There’s a particular kind of friction that comes from inheriting a system you didn’t make decisions for. It looks clean on the surface, but every edge case reveals assumptions you weren’t part of.
I’ve worked with Material Design, Ant Design, and a handful of internal systems that came pre-loaded with opinions. The experience is always the same: fast at first, then increasingly slow as the real product requirements diverge from what the system was designed for.
Every design system is a set of frozen decisions. When those decisions were made by someone else, you’re not just using components — you’re inheriting their constraints, their tradeoffs, their mental model of what a good interface looks like.
This isn’t inherently bad. Sometimes those constraints are exactly what you need. But when you’re building something with a specific character, a specific user, a specific set of contexts, the borrowed system starts to feel like a rented apartment — livable, but not yours.
I build small.
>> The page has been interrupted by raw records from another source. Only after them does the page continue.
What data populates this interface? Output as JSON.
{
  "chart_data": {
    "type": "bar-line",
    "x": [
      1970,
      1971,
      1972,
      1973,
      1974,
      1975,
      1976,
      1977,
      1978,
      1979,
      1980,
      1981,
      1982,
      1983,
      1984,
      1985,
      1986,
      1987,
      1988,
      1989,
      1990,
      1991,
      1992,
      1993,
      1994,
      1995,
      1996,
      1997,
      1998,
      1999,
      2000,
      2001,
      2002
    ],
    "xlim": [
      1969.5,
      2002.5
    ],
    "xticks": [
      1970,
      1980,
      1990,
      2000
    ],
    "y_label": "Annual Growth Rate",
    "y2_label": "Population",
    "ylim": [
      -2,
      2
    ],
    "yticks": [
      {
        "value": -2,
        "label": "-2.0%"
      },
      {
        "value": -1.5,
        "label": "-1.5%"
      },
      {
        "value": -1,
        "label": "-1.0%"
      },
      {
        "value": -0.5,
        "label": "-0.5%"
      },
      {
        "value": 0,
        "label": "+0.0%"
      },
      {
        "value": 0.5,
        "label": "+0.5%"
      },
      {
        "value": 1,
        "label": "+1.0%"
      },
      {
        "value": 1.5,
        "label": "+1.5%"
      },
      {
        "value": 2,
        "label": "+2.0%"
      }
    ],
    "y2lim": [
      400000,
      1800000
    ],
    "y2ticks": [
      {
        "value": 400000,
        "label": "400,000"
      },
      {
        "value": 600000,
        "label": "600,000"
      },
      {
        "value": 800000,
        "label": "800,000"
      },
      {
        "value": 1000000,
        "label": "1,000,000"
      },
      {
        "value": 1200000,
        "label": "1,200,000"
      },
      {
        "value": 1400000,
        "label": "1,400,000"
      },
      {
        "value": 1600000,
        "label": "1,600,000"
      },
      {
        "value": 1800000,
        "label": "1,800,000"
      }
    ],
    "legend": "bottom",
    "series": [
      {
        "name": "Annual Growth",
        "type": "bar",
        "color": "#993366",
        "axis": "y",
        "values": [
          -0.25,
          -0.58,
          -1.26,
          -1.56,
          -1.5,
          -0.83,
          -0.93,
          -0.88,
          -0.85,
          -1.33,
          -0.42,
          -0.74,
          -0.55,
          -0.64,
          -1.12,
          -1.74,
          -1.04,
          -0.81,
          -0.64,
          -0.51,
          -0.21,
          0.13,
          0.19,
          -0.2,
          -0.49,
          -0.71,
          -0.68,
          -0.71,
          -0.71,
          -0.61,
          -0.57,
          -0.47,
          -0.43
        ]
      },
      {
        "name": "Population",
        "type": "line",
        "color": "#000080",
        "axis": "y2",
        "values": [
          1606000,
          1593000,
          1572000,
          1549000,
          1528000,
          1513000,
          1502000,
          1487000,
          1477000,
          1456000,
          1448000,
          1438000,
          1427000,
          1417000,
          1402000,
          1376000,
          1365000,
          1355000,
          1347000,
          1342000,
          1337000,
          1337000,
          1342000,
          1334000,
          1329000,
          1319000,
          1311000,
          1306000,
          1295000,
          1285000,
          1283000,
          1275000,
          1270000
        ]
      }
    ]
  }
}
A set of tokens (colour, spacing, typography), a handful of base components, clear naming conventions. This takes maybe a day to set up properly, and from that point forward every decision I make is one I understand.
The components are fewer, simpler, and more deliberately chosen. When something breaks or needs to change, I know exactly why it is the way it is — because I made that call.
This doesn’t scale the same way. On a large team, a shared system is a coordination tool as much as a design tool. But for solo work or small teams moving fast, the overhead of learning someone else’s system often outweighs the time saved.
The better framing, maybe, is: use a system when you can adopt its opinions wholesale. Build your own when the product has opinions that conflict.